Polémologie ou irénologie?

Etudier la guerre ou étudier la paix? Les réalités humaines éternelles nous poussent à nous intéresser à la première plutôt qu'à la seconde qu'on aura tendance à laisser aux doux rêveurs.

Dans un monde qui redevient incertain et dangereux, il est urgent de multiplier les lieux et les moments où l 'on puisse élaborer des dispositifs politiques de paix préventive au même titre que l'on aura pu abuser de la guerre préventive: la paix préventive ne serait qu'une illusion diront les plus cyniques et les plus désespérés. Mais affirmer cela c'est aussi manquer de la lucidité la plus élémentaire lorsqu'on oublie qu'une guerre préventive est illusoire et ce pour deux raisons:

1) On sait toujours très bien, pourquoi et comment commencer une guerre. On ne sait jamais, en revanche, comment ou pourquoi la finir.

2) On fait toujours la paix avec son ennemi: raison de plus de préparer la paix en faisant vraiment la paix plutôt qu'en préparant une nouvelle guerre.

De par son histoire contemporaine mais aussi séculaire, de part la sympathie que l'on éprouve à l'énoncé de son nom, dans le Monde entier, la Normandie semble être la terre idéale pour accueillir un institut international de réflexion et de discussion consacré à la Paix.

Pour lancer les journées "Normandie pour la paix" qui débutaient ce jeudi 24 mars 2017 sous un chapiteau posé dans le cloître de l'abbaye aux Dames de Caen, à l'initiative du Conseil Régional de Normandie, Hervé Morin, a justifié, dans son discours liminaire, la prétention normande, sinon la disposition normande toute particulière à la Paix:

Vers 17h00, le président Morin a d'abord déclaré qu'il était rare qu'une collectivité territoriale soit à l'initiative d'un projet aussi ambitieux : pour une fois, ces rencontres avec des personnalités de haute qualité venues du Monde entier ne se déroulent pas à Paris. Cette initiative s'inscrit naturellement dans le cadre de l'évidence normande: 1944 bien sûr, mais aussi et surtout les héritages institutionnels et intellectuels laissés par la Normandie médiévale.

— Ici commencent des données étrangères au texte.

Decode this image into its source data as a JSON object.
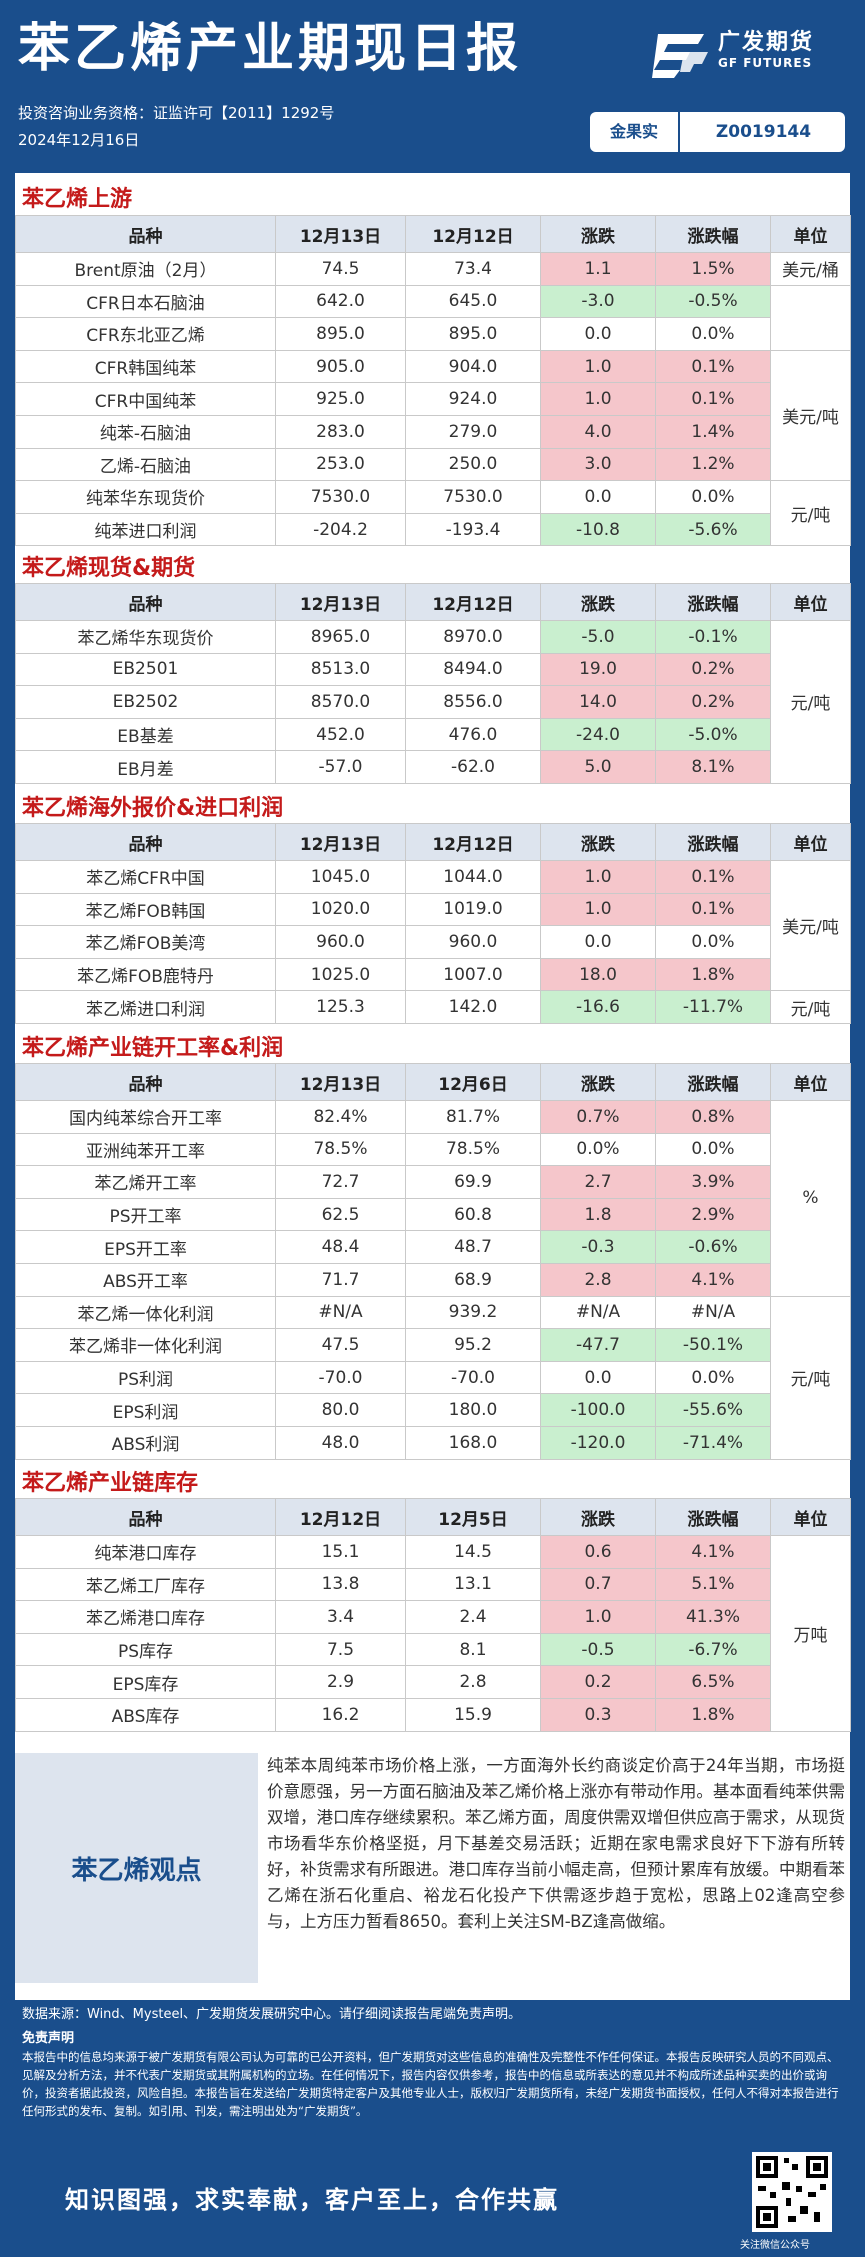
{
  "header": {
    "title": "苯乙烯产业期现日报",
    "logo_cn": "广发期货",
    "logo_en": "GF FUTURES",
    "license": "投资咨询业务资格：证监许可【2011】1292号",
    "date": "2024年12月16日",
    "analyst_label": "金果实",
    "analyst_id": "Z0019144"
  },
  "sections": [
    {
      "title": "苯乙烯上游",
      "headers": [
        "品种",
        "12月13日",
        "12月12日",
        "涨跌",
        "涨跌幅",
        "单位"
      ],
      "rows": [
        [
          "Brent原油（2月）",
          "74.5",
          "73.4",
          "1.1",
          "1.5%"
        ],
        [
          "CFR日本石脑油",
          "642.0",
          "645.0",
          "-3.0",
          "-0.5%"
        ],
        [
          "CFR东北亚乙烯",
          "895.0",
          "895.0",
          "0.0",
          "0.0%"
        ],
        [
          "CFR韩国纯苯",
          "905.0",
          "904.0",
          "1.0",
          "0.1%"
        ],
        [
          "CFR中国纯苯",
          "925.0",
          "924.0",
          "1.0",
          "0.1%"
        ],
        [
          "纯苯-石脑油",
          "283.0",
          "279.0",
          "4.0",
          "1.4%"
        ],
        [
          "乙烯-石脑油",
          "253.0",
          "250.0",
          "3.0",
          "1.2%"
        ],
        [
          "纯苯华东现货价",
          "7530.0",
          "7530.0",
          "0.0",
          "0.0%"
        ],
        [
          "纯苯进口利润",
          "-204.2",
          "-193.4",
          "-10.8",
          "-5.6%"
        ]
      ],
      "units": [
        {
          "text": "美元/桶"
        },
        {
          "text": ""
        },
        {
          "text": "美元/吨"
        },
        {
          "text": ""
        },
        {
          "text": "元/吨"
        }
      ]
    },
    {
      "title": "苯乙烯现货&期货",
      "headers": [
        "品种",
        "12月13日",
        "12月12日",
        "涨跌",
        "涨跌幅",
        "单位"
      ],
      "rows": [
        [
          "苯乙烯华东现货价",
          "8965.0",
          "8970.0",
          "-5.0",
          "-0.1%"
        ],
        [
          "EB2501",
          "8513.0",
          "8494.0",
          "19.0",
          "0.2%"
        ],
        [
          "EB2502",
          "8570.0",
          "8556.0",
          "14.0",
          "0.2%"
        ],
        [
          "EB基差",
          "452.0",
          "476.0",
          "-24.0",
          "-5.0%"
        ],
        [
          "EB月差",
          "-57.0",
          "-62.0",
          "5.0",
          "8.1%"
        ]
      ],
      "units": [
        {
          "text": "元/吨"
        }
      ]
    },
    {
      "title": "苯乙烯海外报价&进口利润",
      "headers": [
        "品种",
        "12月13日",
        "12月12日",
        "涨跌",
        "涨跌幅",
        "单位"
      ],
      "rows": [
        [
          "苯乙烯CFR中国",
          "1045.0",
          "1044.0",
          "1.0",
          "0.1%"
        ],
        [
          "苯乙烯FOB韩国",
          "1020.0",
          "1019.0",
          "1.0",
          "0.1%"
        ],
        [
          "苯乙烯FOB美湾",
          "960.0",
          "960.0",
          "0.0",
          "0.0%"
        ],
        [
          "苯乙烯FOB鹿特丹",
          "1025.0",
          "1007.0",
          "18.0",
          "1.8%"
        ],
        [
          "苯乙烯进口利润",
          "125.3",
          "142.0",
          "-16.6",
          "-11.7%"
        ]
      ],
      "units": [
        {
          "text": "美元/吨"
        },
        {
          "text": "元/吨"
        }
      ]
    },
    {
      "title": "苯乙烯产业链开工率&利润",
      "headers": [
        "品种",
        "12月13日",
        "12月6日",
        "涨跌",
        "涨跌幅",
        "单位"
      ],
      "rows": [
        [
          "国内纯苯综合开工率",
          "82.4%",
          "81.7%",
          "0.7%",
          "0.8%"
        ],
        [
          "亚洲纯苯开工率",
          "78.5%",
          "78.5%",
          "0.0%",
          "0.0%"
        ],
        [
          "苯乙烯开工率",
          "72.7",
          "69.9",
          "2.7",
          "3.9%"
        ],
        [
          "PS开工率",
          "62.5",
          "60.8",
          "1.8",
          "2.9%"
        ],
        [
          "EPS开工率",
          "48.4",
          "48.7",
          "-0.3",
          "-0.6%"
        ],
        [
          "ABS开工率",
          "71.7",
          "68.9",
          "2.8",
          "4.1%"
        ],
        [
          "苯乙烯一体化利润",
          "#N/A",
          "939.2",
          "#N/A",
          "#N/A"
        ],
        [
          "苯乙烯非一体化利润",
          "47.5",
          "95.2",
          "-47.7",
          "-50.1%"
        ],
        [
          "PS利润",
          "-70.0",
          "-70.0",
          "0.0",
          "0.0%"
        ],
        [
          "EPS利润",
          "80.0",
          "180.0",
          "-100.0",
          "-55.6%"
        ],
        [
          "ABS利润",
          "48.0",
          "168.0",
          "-120.0",
          "-71.4%"
        ]
      ],
      "units": [
        {
          "text": "%"
        },
        {
          "text": "元/吨"
        }
      ]
    },
    {
      "title": "苯乙烯产业链库存",
      "headers": [
        "品种",
        "12月12日",
        "12月5日",
        "涨跌",
        "涨跌幅",
        "单位"
      ],
      "rows": [
        [
          "纯苯港口库存",
          "15.1",
          "14.5",
          "0.6",
          "4.1%"
        ],
        [
          "苯乙烯工厂库存",
          "13.8",
          "13.1",
          "0.7",
          "5.1%"
        ],
        [
          "苯乙烯港口库存",
          "3.4",
          "2.4",
          "1.0",
          "41.3%"
        ],
        [
          "PS库存",
          "7.5",
          "8.1",
          "-0.5",
          "-6.7%"
        ],
        [
          "EPS库存",
          "2.9",
          "2.8",
          "0.2",
          "6.5%"
        ],
        [
          "ABS库存",
          "16.2",
          "15.9",
          "0.3",
          "1.8%"
        ]
      ],
      "units": [
        {
          "text": "万吨"
        }
      ]
    }
  ],
  "view": {
    "label": "苯乙烯观点",
    "text": "纯苯本周纯苯市场价格上涨，一方面海外长约商谈定价高于24年当期，市场挺价意愿强，另一方面石脑油及苯乙烯价格上涨亦有带动作用。基本面看纯苯供需双增，港口库存继续累积。苯乙烯方面，周度供需双增但供应高于需求，从现货市场看华东价格坚挺，月下基差交易活跃；近期在家电需求良好下下游有所转好，补货需求有所跟进。港口库存当前小幅走高，但预计累库有放缓。中期看苯乙烯在浙石化重启、裕龙石化投产下供需逐步趋于宽松，思路上02逢高空参与，上方压力暂看8650。套利上关注SM-BZ逢高做缩。"
  },
  "footer": {
    "source": "数据来源：Wind、Mysteel、广发期货发展研究中心。请仔细阅读报告尾端免责声明。",
    "disclaimer_title": "免责声明",
    "disclaimer": "本报告中的信息均来源于被广发期货有限公司认为可靠的已公开资料，但广发期货对这些信息的准确性及完整性不作任何保证。本报告反映研究人员的不同观点、见解及分析方法，并不代表广发期货或其附属机构的立场。在任何情况下，报告内容仅供参考，报告中的信息或所表达的意见并不构成所述品种买卖的出价或询价，投资者据此投资，风险自担。本报告旨在发送给广发期货特定客户及其他专业人士，版权归广发期货所有，未经广发期货书面授权，任何人不得对本报告进行任何形式的发布、复制。如引用、刊发，需注明出处为“广发期货”。",
    "slogan": "知识图强，求实奉献，客户至上，合作共赢",
    "qr_caption": "关注微信公众号"
  },
  "colors": {
    "brand": "#1a4e8c",
    "up": "#f5c6cb",
    "down": "#c9efcf",
    "section_title": "#c41a1a"
  },
  "icons": [
    "gf-logo-icon",
    "qr-code-icon"
  ]
}
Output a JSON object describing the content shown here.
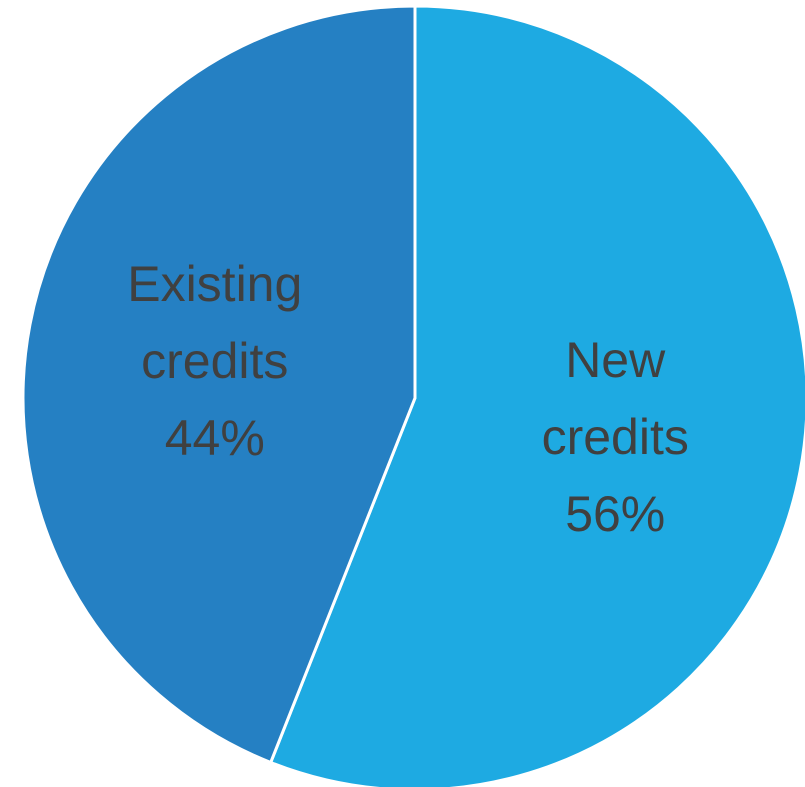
{
  "chart_data": {
    "type": "pie",
    "title": "",
    "slices": [
      {
        "label_lines": [
          "New",
          "credits"
        ],
        "percent_label": "56%",
        "value": 56,
        "color": "#1EAAE2"
      },
      {
        "label_lines": [
          "Existing",
          "credits"
        ],
        "percent_label": "44%",
        "value": 44,
        "color": "#2580C3"
      }
    ],
    "start_angle_deg": 0,
    "direction": "clockwise",
    "legend": "none",
    "data_labels": "inside"
  }
}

Ce n'est pas une ambition exagérée: avec le Mémorial de Caen, l'institut des droits de l'Homme et son concours des plaidoiries créés à l'initiative d'Alain Tourret, le Prix Bayeux Calvados des reporters de guerre, les commémorations du Débarquement, la Normandie est, en France, le territoire de référence pour parler de la Paix, pour en étudier les chemins mais aussi pour l'accueil solidaire des ouvriers de la Paix.

La Normandie qui a souffert sous les bombes de la Libération pourrait "devenir la patrie des ouvriers de Paix", déclare Hervé Morin, en faisant référence à l'héritage scandinave et médiéval de la Normandie ("la paix de Rollon", la "paix de la Charrue", le concile de Caen de 1047, le droit normand...) Et d'évoquer aussi l'oeuvre peu connue, mais à redécouvrir d'urgence, de l'Abbé Charles-Irénée (le bien nommé) Castel de Saint-Pierre né en 1658 à Saint-Pierre Eglise et qui fut le négociateur de la Paix d'Utrecht (1713) mais aussi l'auteur d'un ambitieux et étonnant projet de paix perpétuelle en Europe qui annonce l'actuelle construction européenne.

Hervé Morin évoque, ensuite,  Aristide Briand, le premier promoteur d'une réconciliation franco-allemande ou encore le président américain Wilson, qui tenta de mettre en route l'idée d'une communauté internationale responsable d'une sécurité collective mondiale. Sans oublier la figure émouvante et attachante du Père Jacques Hamel assassiné en 2016 dans son église de Saint Etienne du Rouvray par le retour sur notre sol du fanatisme religieux qui avait ciblé un authentique ouvrier de la paix interreligieuse. Avant de citer, pour finir, l'exemple de la fameuse poignée de main improvisée entre François Mitterrand et Helmut Kohl devant l'ossuaire de Douaumont, le 22 septembre 1984.

"On parle plus, en effet, de la guerre que de la paix. Depuis la nuit des temps la guerre et la paix s'opposent tout comme les ponts et les murs. La paix est rare", a déclaré le président Morin, évoquant son expérience au ministère de la Défense.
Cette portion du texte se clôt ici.